Review: Zachary Buchner/Andrew Rafacz Gallery
Andrew Rafacz Gallery’s long, shallow and rectangular main space opens up with Zachary Buchner’s sparsely hung solo exhibition. All of Buchner’s paintings are a similar size, touched with florescent yellows, blues, reds, and pale hues recalling spring. The brushstrokes are light, without rigor, as if the artist was coloring something in. The paintings are numbered “JSY 01” and “JSY 02” and so on. Serialized, the titles serve as an indication of a controlled experiment or a forbearance of something else to come, perhaps. With each painting holding a load of plaster dribbled, dotted or poured on the surface, and not breaking nor fighting with its frame, the seven paintings end up as limited permutations of each other.

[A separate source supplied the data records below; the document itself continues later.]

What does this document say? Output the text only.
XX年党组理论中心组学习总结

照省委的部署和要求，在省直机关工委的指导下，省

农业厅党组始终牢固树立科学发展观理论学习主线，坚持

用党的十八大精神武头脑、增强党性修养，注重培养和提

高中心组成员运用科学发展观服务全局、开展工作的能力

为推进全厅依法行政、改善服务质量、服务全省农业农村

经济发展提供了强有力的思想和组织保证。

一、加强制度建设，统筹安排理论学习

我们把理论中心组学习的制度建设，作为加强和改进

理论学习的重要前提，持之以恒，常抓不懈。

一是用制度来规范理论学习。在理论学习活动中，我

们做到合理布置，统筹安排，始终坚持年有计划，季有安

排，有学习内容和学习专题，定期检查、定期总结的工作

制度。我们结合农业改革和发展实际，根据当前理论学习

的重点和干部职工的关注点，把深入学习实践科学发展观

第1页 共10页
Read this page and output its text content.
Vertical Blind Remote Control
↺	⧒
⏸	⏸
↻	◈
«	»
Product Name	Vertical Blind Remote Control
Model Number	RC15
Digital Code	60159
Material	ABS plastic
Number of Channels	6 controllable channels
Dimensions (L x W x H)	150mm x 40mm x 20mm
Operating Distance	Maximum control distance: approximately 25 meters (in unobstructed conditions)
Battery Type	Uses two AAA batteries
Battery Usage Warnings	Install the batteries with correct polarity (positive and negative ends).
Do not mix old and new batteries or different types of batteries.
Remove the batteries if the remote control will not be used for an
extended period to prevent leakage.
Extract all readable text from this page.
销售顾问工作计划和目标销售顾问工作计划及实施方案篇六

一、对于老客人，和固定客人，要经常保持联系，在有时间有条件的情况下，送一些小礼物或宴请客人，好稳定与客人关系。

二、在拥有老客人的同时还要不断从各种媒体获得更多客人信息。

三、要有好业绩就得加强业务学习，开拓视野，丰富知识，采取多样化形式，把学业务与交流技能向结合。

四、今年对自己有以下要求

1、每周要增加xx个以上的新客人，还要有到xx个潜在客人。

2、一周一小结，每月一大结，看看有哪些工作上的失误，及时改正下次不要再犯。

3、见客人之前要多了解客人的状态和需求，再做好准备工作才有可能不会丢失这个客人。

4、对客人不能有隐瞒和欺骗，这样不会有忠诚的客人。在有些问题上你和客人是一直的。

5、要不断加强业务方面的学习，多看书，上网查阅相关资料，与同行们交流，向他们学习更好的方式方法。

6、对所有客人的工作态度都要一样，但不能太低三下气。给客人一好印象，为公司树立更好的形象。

Primarily concerned with surface, Buchner’s attempted arbitrariness and asymmetry of plaster placement seems negligent. To call them sculptural is misdirected; simply using a sculptural material as paint does not qualify the term. The transferred index of one painting to another is intriguing but does not reveal much about their potential. The materials used suggest a connection to fresco, but there is a self-awareness absent in this regard which counters that conclusion. Buchner shows restraint through thin paint and little compositional and structural variation between the paintings (paint-plaster-paint). Buchner’s paintings are curious in this regard because of the lack of questions they ask. With their assuredness in surface, everything hangs off of it. Painting is surface, is that where the possibilities lie for this work?
The exhibition’s title, “Just Say Yes,” is a spoiler. The paintings are made to be bright and inviting, and play at being untamed. Neither questioning the world nor themselves in the process of being made, the paintings feel unengaged and less tied to image, framing, or the act of painting itself. It is difficult to allow curiosity to follow these paintings, though their formal qualities are pleasurable, but I desire a position beyond the neutral. (Sean Ward)
Through May 5 at Andrew Rafacz Gallery, 835 W. Washington Blvd.